Продолжению светской беседы помешала рука, втащившая меня в дом. Эмерсон, одетый и сердитый, одной рукой держал меня за плечо, другой отправлял в рот куски горелого хлеба.
– Оставь его в покое, – посоветовал он, кривясь от горечи. – Наверное, бедняга уже жалеет, что приехал, и борется с желанием одурманить себя наркотиком. Пусть сам справляется со своим недугом.
– Если так, ему тем более нужна еда. При злоупотреблении опиумом и гашишем...
– Он не злоупотребляет. – Эмерсон сунул мне вилку. Я поняла намек и стала осторожно поджаривать новый кусок хлеба. – Никаких признаков зависимости от наркотиков.
– В этом я, конечно, не разбираюсь, но позавчера он смог спасти Рамсеса.
– Влияние наркотика! – отмахнулся Эмерсон. – При умеренном употреблении он взбадривает.
– Какие глубокие познания! – Я огляделась, чтобы убедиться, что Рамсес нас не подслушивает. – Ты сам когда-нибудь?..

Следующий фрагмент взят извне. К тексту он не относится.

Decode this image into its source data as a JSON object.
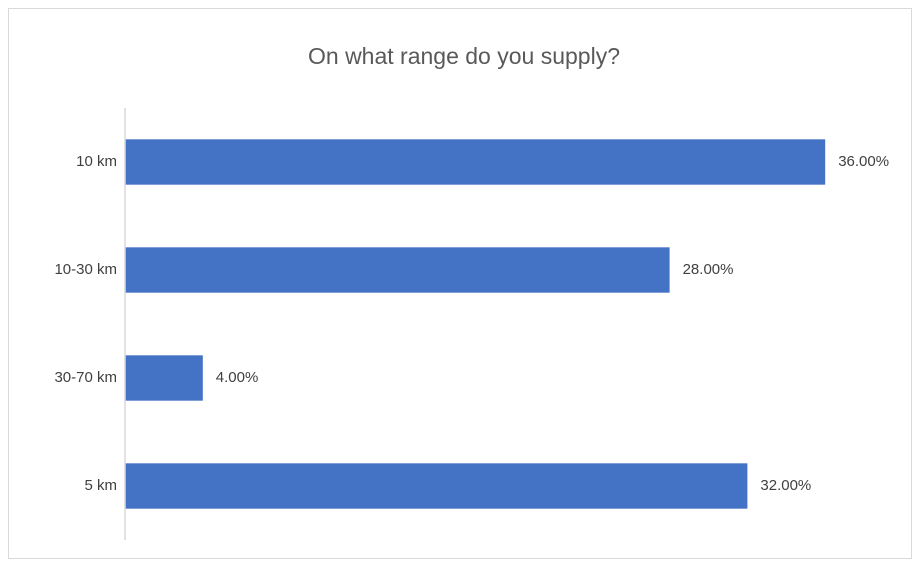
{
  "chart_data": {
    "type": "bar",
    "orientation": "horizontal",
    "title": "On what range do you supply?",
    "categories": [
      "10 km",
      "10-30 km",
      "30-70 km",
      "5 km"
    ],
    "values": [
      36,
      28,
      4,
      32
    ],
    "value_labels": [
      "36.00%",
      "28.00%",
      "4.00%",
      "32.00%"
    ],
    "color": "#4472c4",
    "xlim": [
      0,
      40
    ],
    "grid": false
  }
}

– Да, но только ради эксперимента. Мне не нравится ни само ощущение, ни побочные эффекты. Но в умеренных дозах опиум не вреднее табака или алкоголя.

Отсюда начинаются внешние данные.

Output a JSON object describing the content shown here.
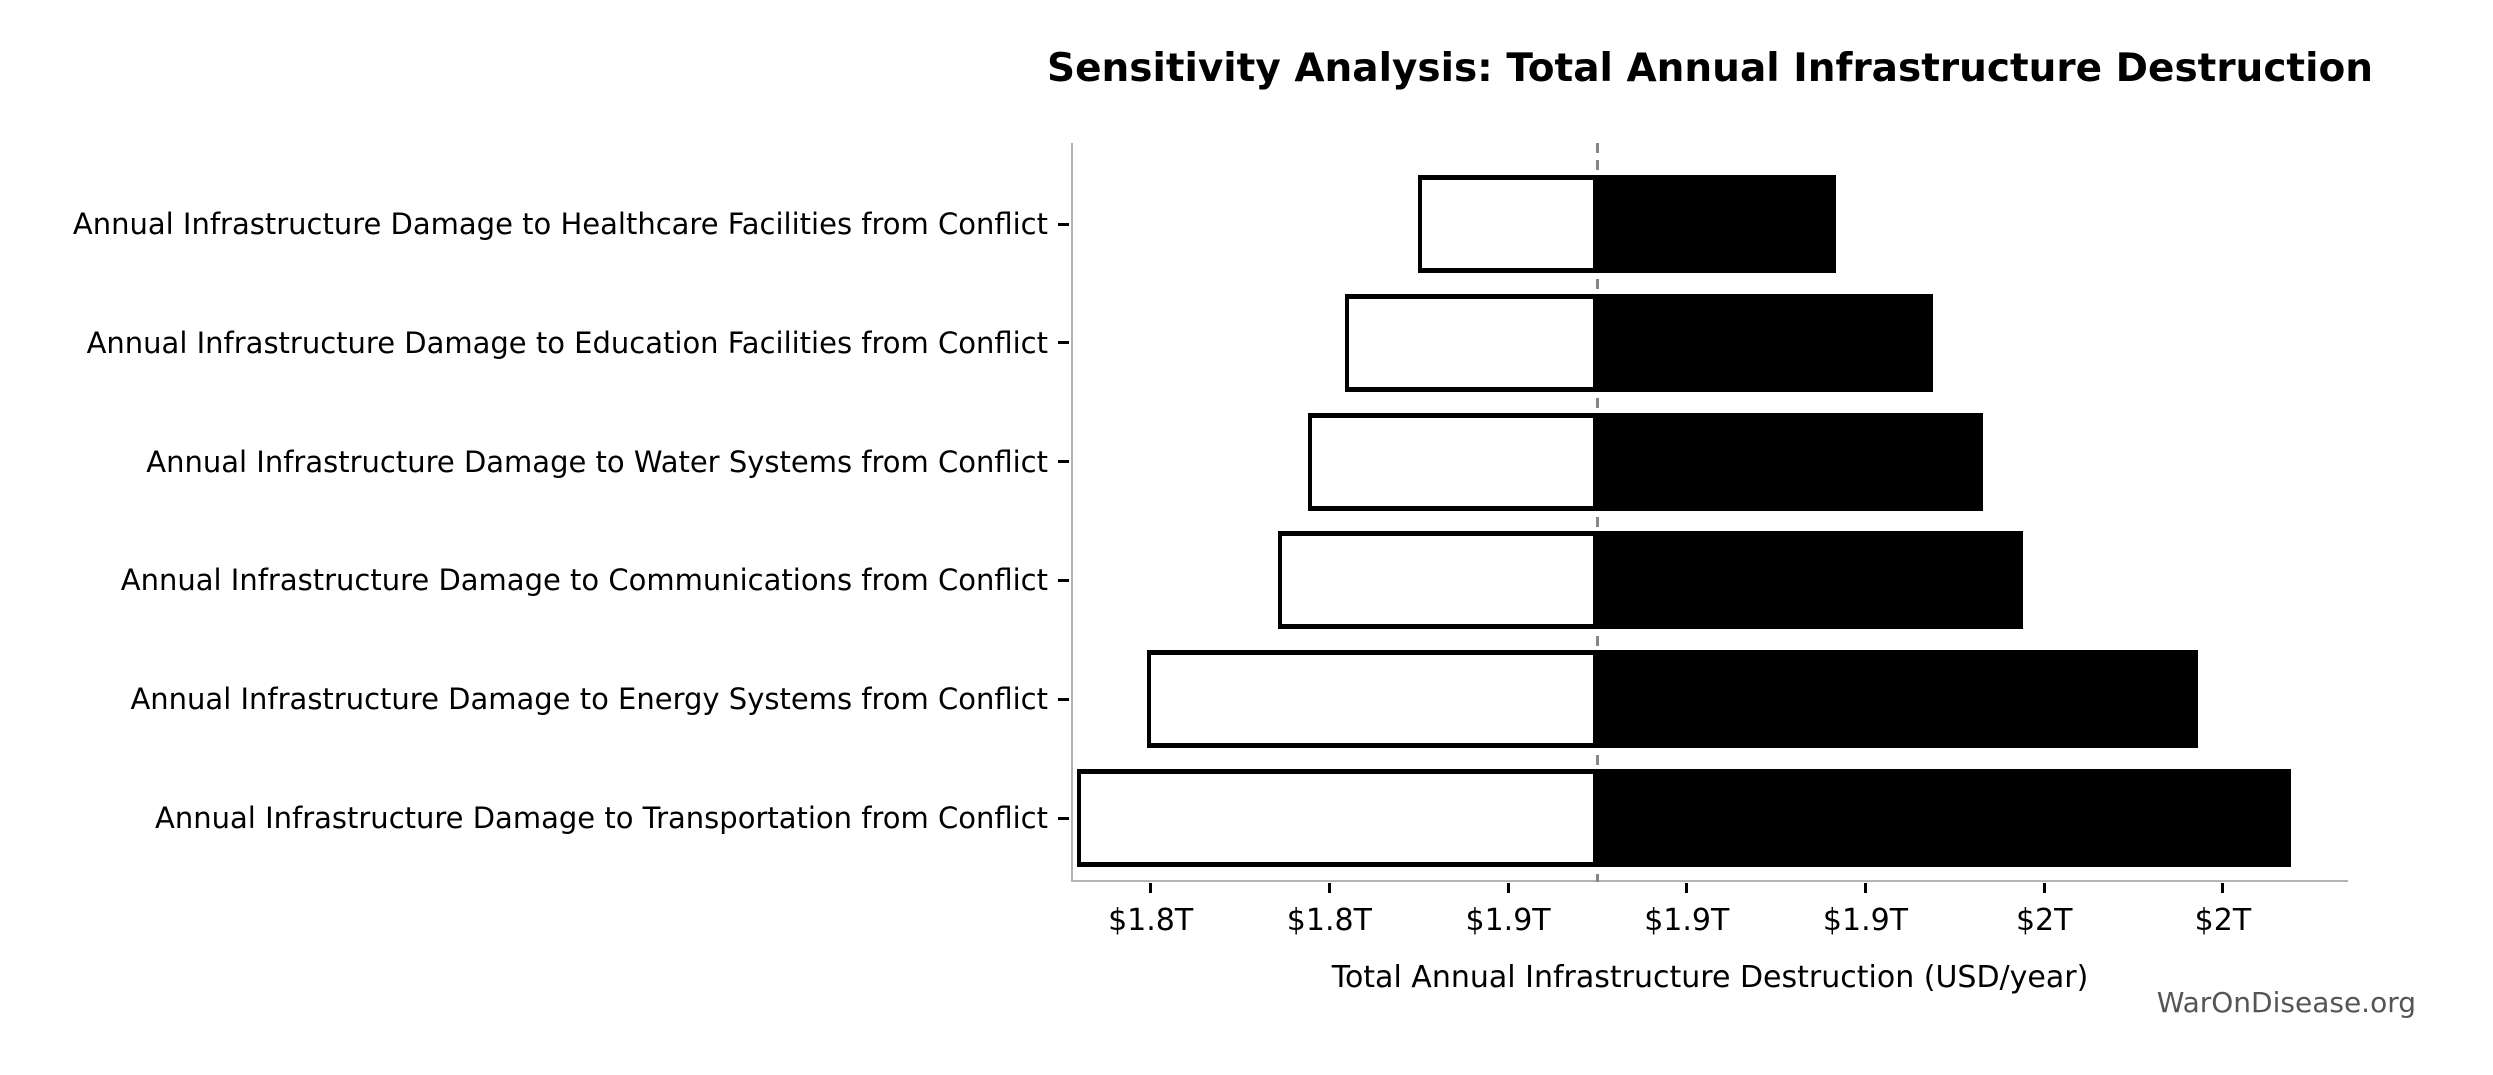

– Говорят, что наркоманами чаще всего становятся слабовольные люди, которые обязательно пристрастятся к какому-нибудь зелью – либо к алкоголю, либо к наркотикам. Еще я слыхала, что они склонны ко всем существующим порокам сразу...

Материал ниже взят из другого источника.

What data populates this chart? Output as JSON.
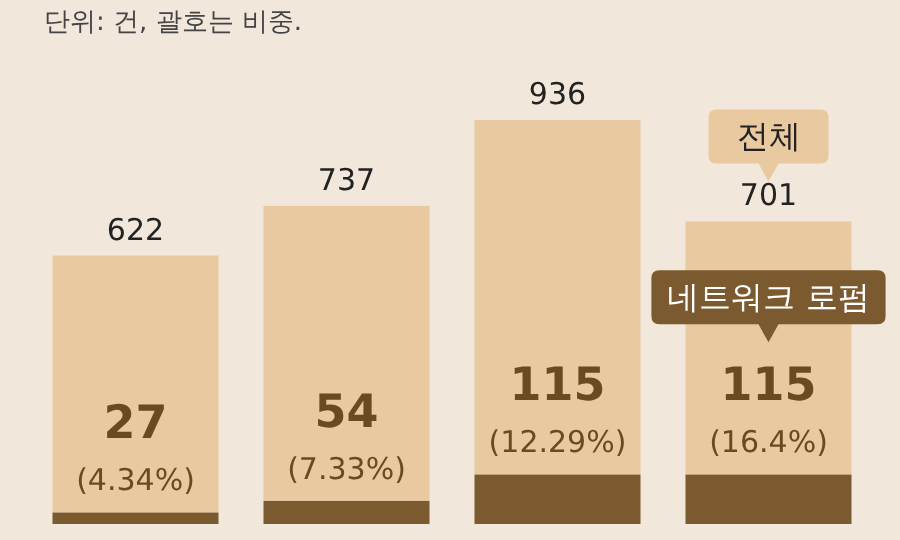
{
  "chart_data": {
    "type": "bar",
    "subtitle": "단위: 건, 괄호는 비중.",
    "stacked": true,
    "categories": [
      null,
      null,
      null,
      null
    ],
    "series": [
      {
        "name": "네트워크 로펌",
        "color": "#7a5a2e",
        "values": [
          27,
          54,
          115,
          115
        ],
        "value_labels": [
          "27 (4.34%)",
          "54 (7.33%)",
          "115 (12.29%)",
          "115 (16.4%)"
        ]
      },
      {
        "color": "#e8c9a0",
        "values": [
          595,
          683,
          821,
          586
        ]
      }
    ],
    "totals": [
      "622",
      "737",
      "936",
      "701"
    ],
    "annotations": [
      "전체"
    ]
  }
}
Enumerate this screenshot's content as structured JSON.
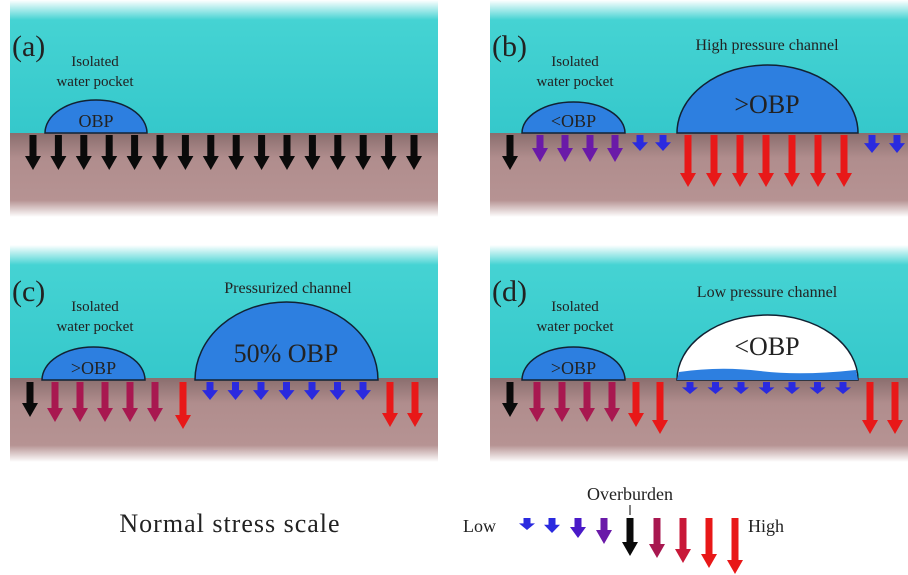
{
  "panels": [
    {
      "label": "(a)",
      "pocket_label": [
        "Isolated",
        "water pocket"
      ],
      "pocket": "OBP"
    },
    {
      "label": "(b)",
      "pocket_label": [
        "Isolated",
        "water pocket"
      ],
      "pocket": "<OBP",
      "channel_label": "High pressure channel",
      "channel": ">OBP"
    },
    {
      "label": "(c)",
      "pocket_label": [
        "Isolated",
        "water pocket"
      ],
      "pocket": ">OBP",
      "channel_label": "Pressurized channel",
      "channel": "50% OBP"
    },
    {
      "label": "(d)",
      "pocket_label": [
        "Isolated",
        "water pocket"
      ],
      "pocket": ">OBP",
      "channel_label": "Low pressure channel",
      "channel": "<OBP"
    }
  ],
  "legend": {
    "title": "Normal stress scale",
    "low": "Low",
    "overburden": "Overburden",
    "high": "High"
  }
}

Не успела я поджарить хлеб, как Эмерсон сорвал его с вилки и в мгновение ока проглотил. Выпив третью чашку чая, он вскочил с табурета.
– Извини, Пибоди, но что-то ты замешкалась с завтраком. Не забывай, впереди у нас уйма работы.
Вот и жди от мужа справедливости!
Абдулла уже нанял по поручению Эмерсона бригаду землекопов. Сам Эмерсон терпеть не может заниматься подбором людей, ему подавай раскопки, все остальное только отвлекает его от главного. Распахнув ворота, мы обнаружили всех в сборе. Египтяне устроились у стены на корточках, готовые, судя по всему, просидеть так до заката. Многие из них работали у нас еще в прошлом году. На некоторых были темно-фиолетовые халаты и тюрбаны – отличительный признак египетских христиан-коптов; мусульмане оделись, как один, в выцветшие бледно-голубые балахоны. Вокруг взрослых без устали носились дети, издавая пронзительные крики.
Пока Эмерсон здоровался с землекопами и проверял, хорошо ли Абдулла исполнил его поручение, я разложила на складном столике свои снадобья к радости недужных, дожидавшихся моего появления. Лечила я в основном от офтальмии и желудочного расстройства. Эмерсон первым завершил инспекцию и стал расхаживать взад-вперед, терпеливо дожидаясь, пока у меня иссякнут медикаменты. Он корчит из себя сурового служителя науки, на самом же деле добросердечен и не выносит чужих страданий.
Правда, стоило мне отпустить последнего пациента, как он схватил меня за руку и потащил за собой, жестом велев остальным двигаться следом.
– Мы с тобой прямо как генералы, ведущие солдат на ратный бой! – крикнул он весело.
Я оглянулась на наше потрепанное войско.
– Скорее, как предводители крестового похода нищих. Кстати, где Немо?
– С Рамсесом. – Эмерсон усмехнулся. – Наш сын в два счета испортил Селима, но с Немо ему так легко не справиться. Как мне не терпится приступить к работе, Пибоди! И уже от нее не отрываться.
Я знала, что его надежды несбыточны, но промолчала. Увы, в такое утро не думается об убийствах, похищениях людей и кражах. Свежий прозрачный воздух обострял все чувства, звуки преодолевали огромные расстояния, зоркость возрастала во сто крат. Я радостно подставляла лицо ветру и не отставала от Эмерсона, хоть он и несся семимильными шагами.